Arbeiten ohne vorherige Anerkennungsverfahren
Deutschland hat seit 2020 ein Fachkräfteeinwanderungsgesetz, um den Zuzug qualifizierter Arbeitskräfte zu fördern. Im November 2023 trat der erste Teil einer von der Ampel-Koalition beschlossenen Reform dieses Gesetzes in Kraft. Er umfasste vor allem Erleichterungen bei der "Blauen Karte EU" sowie für anerkannte Fachkräfte.
Seit März können Fachkräfte mit Abschluss und Berufserfahrung ohne vorheriges Anerkennungsverfahren einreisen und in Deutschland arbeiten.

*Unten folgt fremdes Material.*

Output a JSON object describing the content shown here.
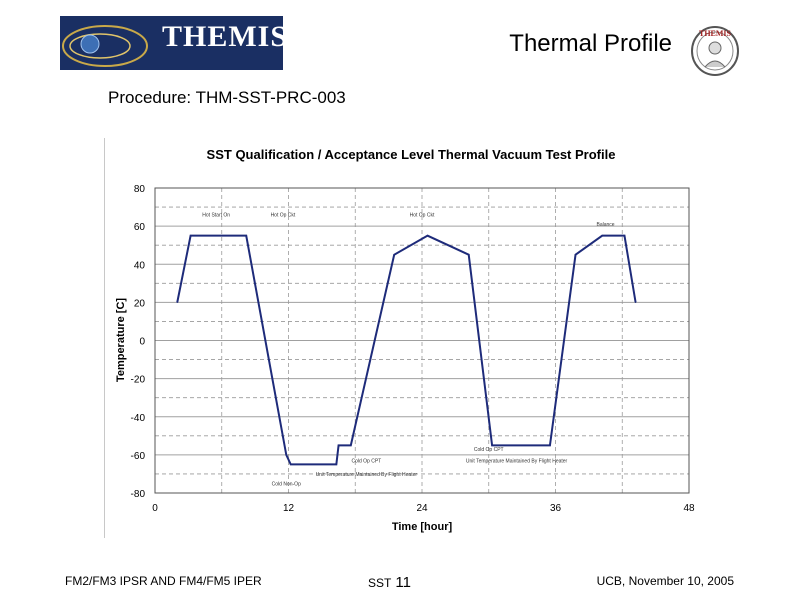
{
  "slide": {
    "title": "Thermal Profile",
    "procedure": "Procedure: THM-SST-PRC-003",
    "logo_text": "THEMIS",
    "seal_text": "THEMIS"
  },
  "footer": {
    "left": "FM2/FM3 IPSR AND FM4/FM5 IPER",
    "middle_label": "SST",
    "page_number": "11",
    "right": "UCB, November 10, 2005"
  },
  "colors": {
    "logo_bg": "#1a2f63",
    "line": "#1e2b7a",
    "grid_solid": "#a0a0a0",
    "grid_dashed": "#9a9a9a",
    "title_text": "#000000"
  },
  "chart_data": {
    "type": "line",
    "title": "SST Qualification / Acceptance Level Thermal Vacuum Test Profile",
    "xlabel": "Time [hour]",
    "ylabel": "Temperature [C]",
    "xlim": [
      0,
      48
    ],
    "ylim": [
      -80,
      80
    ],
    "xticks": [
      0,
      12,
      24,
      36,
      48
    ],
    "yticks": [
      80,
      60,
      40,
      20,
      0,
      -20,
      -40,
      -60,
      -80
    ],
    "grid": true,
    "series": [
      {
        "x": [
          2,
          3.2,
          8.2,
          11.8,
          12.2,
          16.3,
          16.5,
          17.6,
          21.5,
          24.5,
          28.2,
          30.3,
          35.5,
          37.8,
          40.2,
          42.2,
          43.2
        ],
        "y": [
          20,
          55,
          55,
          -60,
          -65,
          -65,
          -55,
          -55,
          45,
          55,
          45,
          -55,
          -55,
          45,
          55,
          55,
          20
        ]
      }
    ],
    "annotations": [
      {
        "text": "Hot Start On",
        "x": 5.5,
        "y": 65
      },
      {
        "text": "Hot Op Ckt",
        "x": 11.5,
        "y": 65
      },
      {
        "text": "Hot Op Ckt",
        "x": 24,
        "y": 65
      },
      {
        "text": "Balance",
        "x": 40.5,
        "y": 60
      },
      {
        "text": "Cold Non-Op",
        "x": 11.8,
        "y": -76
      },
      {
        "text": "Cold Op CPT",
        "x": 19,
        "y": -64
      },
      {
        "text": "Unit Temperature Maintained By Flight Heater",
        "x": 19,
        "y": -71
      },
      {
        "text": "Cold Op CPT",
        "x": 30,
        "y": -58
      },
      {
        "text": "Unit Temperature Maintained By Flight Heater",
        "x": 32.5,
        "y": -64
      }
    ]
  }
}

Sie müssen also noch keine in Deutschland anerkannte Ausbildung vorweisen, aber ein Arbeitsplatzangebot mit einem Bruttojahresgehalt von mindestens 40 770 Euro - bei Tarifbindung des Arbeitgebers genügt eine Entlohnung gemäß Tarifvertrag.
Wirtschaft für eine andere "Willkommenskultur"
Die Wirtschaft begrüßt das neue Gesetz grundsätzlich. "Es ist aber zu kompliziert. In der praktischen Anwendung hinken wir hinterher", meint DIHK-Präsident Adrian. Er spricht sich für eine andere "Willkommenskultur" aus. "Die Botschaft muss lauten: Wir freuen uns, euch hier in Deutschland begrüßen zu können." Das fange bei der Visa-Erteilung an und höre bei der Bereitstellung von Wohnung und Kinderbetreuung auf. "Wir haben hier in vielen Bereichen Defizite."
Eine Ende Mai von der Deutschen Industrie- und Handelskammer (DIHK) vorgelegte Konjunkturumfrage ergab, dass über die Hälfte der Unternehmen den Fachkräftemangel aktuell als Geschäftsrisiko angeben - häufig genannte Risiken waren daneben hohe Energie- und Rohstoffpreise und die schwache Inlandsnachfrage.
Industrie: "We want you"
Auch Industriepräsident Siegfried Russwurm sieht Nachbesserungsbedarf bei der Umsetzung des Fachkräfteeinwanderungsgesetzes. "Die Aufgaben fangen bei den Botschaften und Konsulaten an. Jeder kennt das amerikanische Plakat "We want you!" So müssen wir auch denken und handeln. Diese Willkommenskultur muss sich bis zur kommunalen Ausländerbehörde in der Stadt oder im Landratsamt durchziehen."
Die Arbeitnehmerfreizügigkeit gibt Bürgerinnen und Bürgern aus EU-Staaten das Recht, ihren Arbeitsplatz innerhalb der Europäischen Union frei zu wählen. Wie viele Menschen aus Staaten, die nicht zur EU gehören, zum Arbeiten nach Deutschland kommen, hängt auch davon ab, wie aufwendig die Beantragung eines Visums für sie ist und wie lange Antragsteller bei einer deutschen Auslandsvertretung auf einen Termin warten müssen. Aus dem Auswärtigen Amt hieß es dazu, Visa für Fachkräfte würden vorrangig bearbeitet. Bis zum 1. Januar 2025 solle das nationale Visumverfahren umfassend digitalisiert sein.